Finalmente, uma frente única policlassista estaria correta se houvesse risco real às liberdades democráticas: “contra o fascismo, união até com o diabo e sua avó”, diz Trotsky. Na ausência do fascismo, no entanto, o suposto combate se revela como mero diversionismo, que contribui apenas para confundir a vanguarda e restabelecer a governabilidade burguesa sob o comando de Lula e Alckmin.

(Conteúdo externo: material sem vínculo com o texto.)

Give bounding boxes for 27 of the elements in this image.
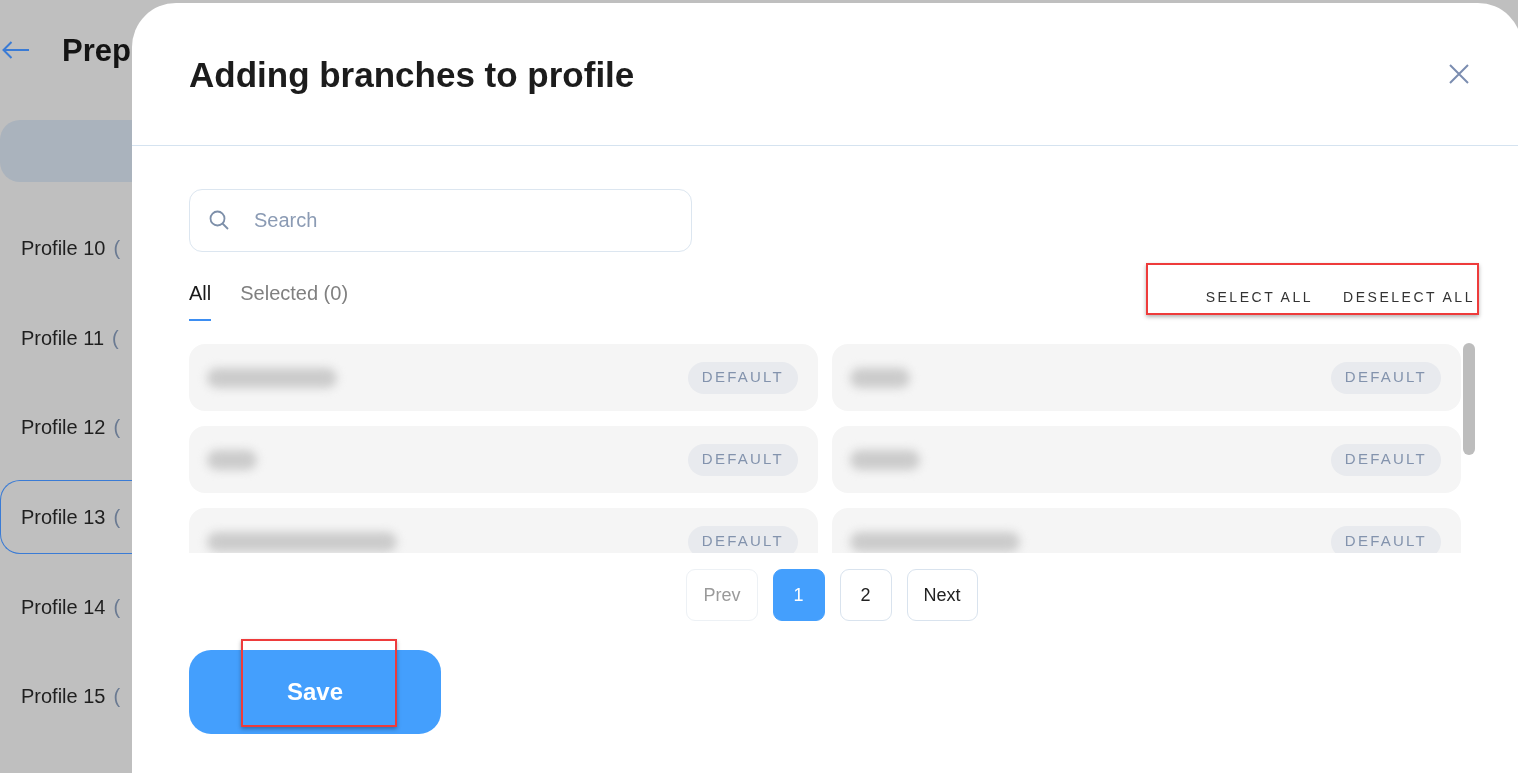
profile-item[interactable]: Profile 12 ( <box>0 390 136 465</box>
search-icon <box>209 210 229 230</box>
profile-item[interactable]: Profile 10 ( <box>0 211 136 285</box>
page-title: Prep <box>62 34 131 66</box>
profile-item[interactable]: Profile 14 ( <box>0 569 136 644</box>
search-field[interactable]: Search <box>189 189 692 252</box>
deselect-all-button[interactable]: DESELECT ALL <box>1343 287 1475 307</box>
close-icon[interactable] <box>1449 64 1469 84</box>
profile-item[interactable]: Profile 15 ( <box>0 659 136 734</box>
profile-item[interactable]: Profile 11 ( <box>0 300 136 375</box>
default-badge: DEFAULT <box>687 443 798 476</box>
scrollbar-thumb[interactable] <box>1463 343 1475 455</box>
tab[interactable]: Selected (0) <box>240 281 349 321</box>
dialog-title: Adding branches to profile <box>189 56 635 92</box>
blurred-text <box>850 449 920 470</box>
next-button[interactable]: Next <box>906 569 978 621</box>
tab[interactable]: All <box>189 281 212 321</box>
back-arrow-icon[interactable] <box>2 41 30 59</box>
default-badge: DEFAULT <box>1330 443 1441 476</box>
select-all-button[interactable]: SELECT ALL <box>1205 287 1314 307</box>
blurred-text <box>850 367 910 388</box>
default-badge: DEFAULT <box>687 361 798 394</box>
page-button[interactable]: 2 <box>839 569 892 621</box>
default-badge: DEFAULT <box>1330 361 1441 394</box>
default-badge: DEFAULT <box>1330 525 1441 553</box>
blurred-text <box>207 449 257 470</box>
default-badge: DEFAULT <box>687 525 798 553</box>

Nesse sentido, o cancelamento da greve de entregadores prevista para o dia 25 de janeiro é bastante didático, exemplo da atual “lua-de-mel” de Lula com a consciência democrática dos trabalhadores, em benefício dos proprietários. Pouco depois dos ataques dia 8, os “Entregadores Antifascistas” vieram a público deixar claro que sua eventual greve não se confundiria com um “ataque à democracia”. Semanas depois, numa reunião com o Ministério do Trabalho, representantes da categoria decidiram suspender a greve entendendo que a prioridade, nas palavras de Galo, “é o diálogo com o governo”. Saíram de mãos vazias da mesa de negociação: a mera promessa de diálogo já foi o suficiente para que se abortasse a luta! O lulismo, potencializado pelos eventos do dia 8, mostrou mais uma vez como se derrota uma potencial greve sem uma única viatura de polícia.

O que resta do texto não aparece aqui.